Katarzyna Bonda jest od dawna zaręczona
Kiedy pod koniec sierpnia 2022 roku przyznała w "Dzień Dobry TVN", że jest w nowym związku, okazało się, że trwa on już od półtora roku! Z czasem na Instagramie pisarki pojawiło się jej zdjęcie z partnerem oraz okazałym pierścionkiem na palcu, opatrzone komentarzem:
"Powiedziałam "TAK""
Latem ubiegłego roku, w rozmowie ze Światem Gwiazd pisarka ujawniła, że przygotowania do ślubu już ruszyły. Kilkanaście miesięcy później wciąż tak mówi.
Katarzyna Bonda odkłada decyzję o ślubie
W programie "Ja wysiadam" Katarzyna Bonda wyznała, co ją powstrzymuje przed podjęciem kluczowych decyzji, takich jak data i miejsce ceremonii. Jak zapewnia, w końcu zabierze się za planowanie ślubu, ale jeszcze nie teraz:
"Pewnie wrócimy do tego tematu w przyszłym roku, bo chciałam, żeby domknęła się sprawa studiów mojej córki i żeby nie było tego chaosu. Wiedzieliśmy, że to będzie przede wszystkim trudne i w ogóle zmienia całkowicie strukturę naszej rodziny. My jesteśmy bardzo pragmatyczni, więc podchodzimy do tego też pragmatycznie".

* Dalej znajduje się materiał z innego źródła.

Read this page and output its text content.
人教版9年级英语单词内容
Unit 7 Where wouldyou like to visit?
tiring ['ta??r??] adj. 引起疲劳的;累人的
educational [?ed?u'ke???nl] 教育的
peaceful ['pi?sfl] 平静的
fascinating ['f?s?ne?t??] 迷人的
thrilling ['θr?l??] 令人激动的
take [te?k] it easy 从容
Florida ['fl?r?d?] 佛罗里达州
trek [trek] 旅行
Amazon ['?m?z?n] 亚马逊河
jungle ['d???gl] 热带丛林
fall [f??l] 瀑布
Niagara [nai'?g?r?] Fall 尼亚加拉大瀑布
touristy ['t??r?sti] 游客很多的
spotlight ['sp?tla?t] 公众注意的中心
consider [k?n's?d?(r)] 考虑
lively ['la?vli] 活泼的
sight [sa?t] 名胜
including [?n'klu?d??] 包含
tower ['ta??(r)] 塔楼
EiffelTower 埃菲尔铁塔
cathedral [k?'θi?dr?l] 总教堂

Katarzyna Bonda nie wybrała jeszcze daty ani miejsca
Katarzyna Bonda poznała swojego obecnego narzeczonego w czasach, gdy restauracje, kawiarnie, teatry i kina były pozamykane, więc ich miłość rozkwitała w warunkach plenerowych. Jak wspominała pisarka w rozmowie ze Światem Gwiazd, spacerowali po Warszawie, rozmawiając o wszystkim.
Wielogodzinne pogawędki sprawiły, że dobrze się poznali. Bonda wciąż jest przekonana, że chce z Łukaszem spędzić resztę życia, tylko jakoś nie może się zabrać za formalizację związku. Jak dała do zrozumienia w rozmowie z Agnieszką Matracką, ślubne przygotowania na razie nie wyszły poza teoretyczne rozważania:
"Tak się wahamy bardzo, bo nie wiemy, czy chcemy mieć duży ślub, czy mały i myślę, że raczej mały. W naszym wieku to już po prostu chyba nie będę robiła tej całej karawany z tymi wszystkimi białymi sukienkami. Kuszące jest też pojechanie za granicę. Myśleliśmy o tym, bo ja pochodzę z rodziny prawosławnej, więc może w Grecji. Natomiast z drugiej strony trzeba myśleć też o naszych najbliższych, o gościach. W gruncie rzeczy myślę, że to odbędzie się jak najbliżej ludzi i prawdopodobnie będzie to kameralna uroczystość, która będzie po prostu dla nas".